2006 Philadelphia Annual Meeting (22–25 October 2006)

Paper No. 7
Presentation Time: 9:35 AM

MIDDLE WISCONSIN TO RECENT 14C CHRONOLOGY OF THE GENESEE RIVER BASIN IN WESTERN NY: AN EXTENDED CLIMATIC, ARCHAEOLOGICAL, FLORAL, FAUNAL, AND HISTORIC RECORD


YOUNG, R.A., Geological Sciences, SUNY, 1 College Circle, Department of Geological Sciences, Geneseo, NY 14454, young@geneseo.edu

Studies along 95 km of the Genesee River reveal a chronology extending back to Middle Wisconsin time, based on more than 140 14C ages. Pleistocene and Holocene sediments record several important regional climatic signals or events. The oldest event includes glacially overridden spruce remains and Mammut spp. of the Middle Wisconsin Farmdale Phase of the Elgin Subepisode (Plum Point Interstadial) dated at >48,500 to 36,000 14C years Before Present (yBP). Two deformation tills mark a glacial advance coincident with Heinrich Event H4 (~35,000 yBP) and rest disconformably on an interstadial floodplain containing organic remains with ages centered between 39,000 and 41,600 yBP. Although late Wisconsin deglaciation is not defined by this record, it is constrained between 12,600 (glacial Lake Iroquois) and 16,400 yBP by previous work. A peccary skeleton in a till-over-outwash moraine suggests rapid postglacial faunal repopulation. Reforestation occurred before 12,150 yBP as dated by trees in a paleolandslide, the base of which corresponds with the modern channel base near Avon, NY. A peat to marl transition in bogs beginning around 8200 yBP marks the regional cold event attributed to the final draining of glacial Lake Agassiz. The floodplain sediments contain leaf mats as old as 11,000 yBP that constrain lateral channel migration and vertical sedimentation rates (average 1mm/yr), which have doubled in the last 2 centuries, presumably due to agricultural practices and deforestation. Annual leaf mats are more accurate than wood fragments for defining point bar and archaeological stratigraphy due to reworking of wood.

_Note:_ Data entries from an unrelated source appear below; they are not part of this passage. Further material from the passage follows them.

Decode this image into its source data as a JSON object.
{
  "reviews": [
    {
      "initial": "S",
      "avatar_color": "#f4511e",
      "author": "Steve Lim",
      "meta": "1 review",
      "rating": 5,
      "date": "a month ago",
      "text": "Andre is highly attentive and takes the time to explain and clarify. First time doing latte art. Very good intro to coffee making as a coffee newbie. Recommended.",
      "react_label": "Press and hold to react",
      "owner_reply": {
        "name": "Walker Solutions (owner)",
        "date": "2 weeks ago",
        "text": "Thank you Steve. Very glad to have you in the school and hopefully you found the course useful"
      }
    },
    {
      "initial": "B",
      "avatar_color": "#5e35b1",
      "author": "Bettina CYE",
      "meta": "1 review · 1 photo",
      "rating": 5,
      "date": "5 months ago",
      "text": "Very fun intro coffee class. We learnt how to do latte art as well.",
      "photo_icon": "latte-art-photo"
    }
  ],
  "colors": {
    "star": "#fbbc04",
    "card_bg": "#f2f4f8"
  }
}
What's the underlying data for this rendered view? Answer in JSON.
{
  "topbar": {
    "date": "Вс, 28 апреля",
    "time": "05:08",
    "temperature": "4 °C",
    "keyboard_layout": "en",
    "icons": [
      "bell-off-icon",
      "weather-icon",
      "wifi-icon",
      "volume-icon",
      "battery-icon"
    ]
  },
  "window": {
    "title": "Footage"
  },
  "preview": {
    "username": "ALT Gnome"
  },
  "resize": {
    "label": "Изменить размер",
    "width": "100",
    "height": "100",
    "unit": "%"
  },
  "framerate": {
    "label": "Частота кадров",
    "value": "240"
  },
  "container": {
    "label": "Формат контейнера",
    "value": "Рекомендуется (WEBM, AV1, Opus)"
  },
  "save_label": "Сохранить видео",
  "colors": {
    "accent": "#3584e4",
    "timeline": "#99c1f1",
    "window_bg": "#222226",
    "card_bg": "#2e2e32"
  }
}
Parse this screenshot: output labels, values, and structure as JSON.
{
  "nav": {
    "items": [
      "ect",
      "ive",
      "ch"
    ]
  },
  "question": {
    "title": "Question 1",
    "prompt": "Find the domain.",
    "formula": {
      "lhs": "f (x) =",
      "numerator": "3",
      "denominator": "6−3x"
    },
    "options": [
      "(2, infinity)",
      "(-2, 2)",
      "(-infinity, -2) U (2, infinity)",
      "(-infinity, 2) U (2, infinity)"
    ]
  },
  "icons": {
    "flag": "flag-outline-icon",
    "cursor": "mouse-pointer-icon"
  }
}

An unusual aspect of the 14C stratigraphy is a concentration of charcoal debris in overbank deposits at a depth near 1.6 m with corrected calendar ages between 457 and 533 AD. The decade beginning around 536 AD is marked by world-wide climatic extremes, drought, and an unusual deviation in the 14C record coinciding with the beginning of the Dark Ages, summarized in the 2000 book, Catastrophe, by David Keys. An increase in forest fires caused by such widespread drought might explain the charcoal concentrations, which could be useful for regional correlations. The oldest floodplain fire pit age is 470±80 yBP at a depth of 1.2 m, but previous work has provided a range of archaeological dates back to 4746 yBP.